En esta zona, la lamprea no es una novedad gastronómica, sino un alimento ligado desde hace siglos al río y a las pesqueiras, construcciones tradicionales que todavía hoy se utilizan para su captura.
Reconocimiento turístico
Con el paso del tiempo, la fiesta se consolidó como una de las grandes citas gastronómicas de Galicia, logrando distintos reconocimientos:
- Fiesta de Interés Turístico de Galicia (2005)
- Fiesta de Interés Turístico Nacional (2016)
- Fiesta de Interés Turístico Internacional (2023)
¿Cuándo se celebra?
Tiene lugar el último fin de semana de abril, coincidiendo con el mejor momento de la temporada de la lamprea.
¿Qué ocurre durante la fiesta?
Durante esos días, la actividad gira alrededor de la lamprea y su preparación más representativa: la lamprea a la arbense, cocinada en su propia sangre siguiendo una receta tradicional muy definida.
La fiesta se vive principalmente a través de la gastronomía, acompañada por vino de la zona, ambiente en las calles y música tradicional que forma parte natural del desarrollo de la celebración.
Arbomostra: pieza clave
La Arbomostra es uno de los espacios centrales de la fiesta.
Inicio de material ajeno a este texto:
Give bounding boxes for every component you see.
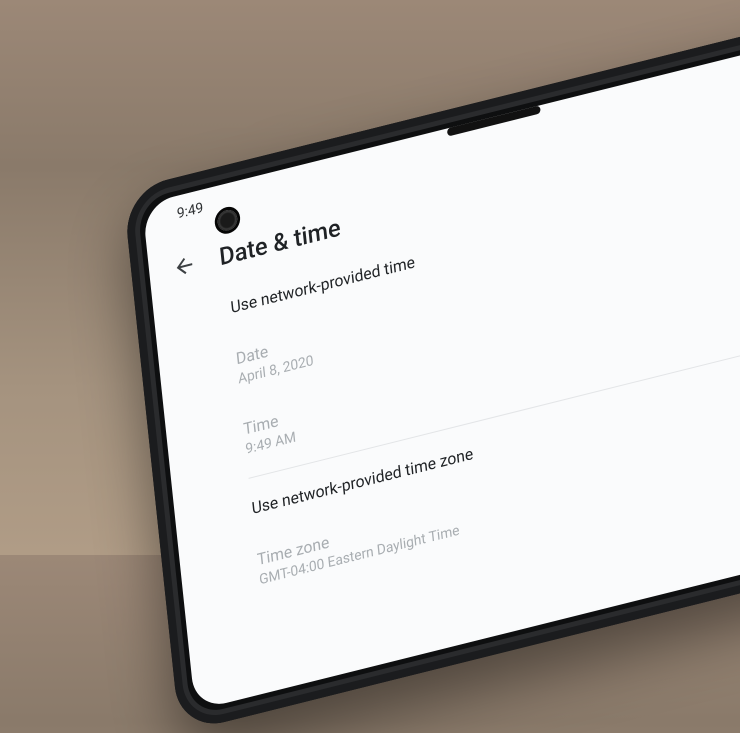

En ella se reúnen productores locales y se ofrece una muestra más amplia de la gastronomía de la zona, con especial protagonismo de los vinos. Es un formato pensado para degustar, conocer producto y entender mejor todo lo que rodea a Arbo más allá de la lamprea.
Qué hacer en Arbo durante la fiesta
Además de la propia fiesta, en Arbo puedes:
- Acercarte al río Miño y ver de cerca las pesqueiras, uno de los elementos más característicos del paisaje
- Recorrer rutas de senderismo con vistas al río y al entorno natural
- Visitar bodegas de la zona y conocer los vinos de la subzona Condado do Tea
- Disfrutar de miradores naturales repartidos por el municipio
Todo ello permite completar la experiencia más allá de la propia fiesta y entender mejor el vínculo entre el territorio, el producto y la tradición.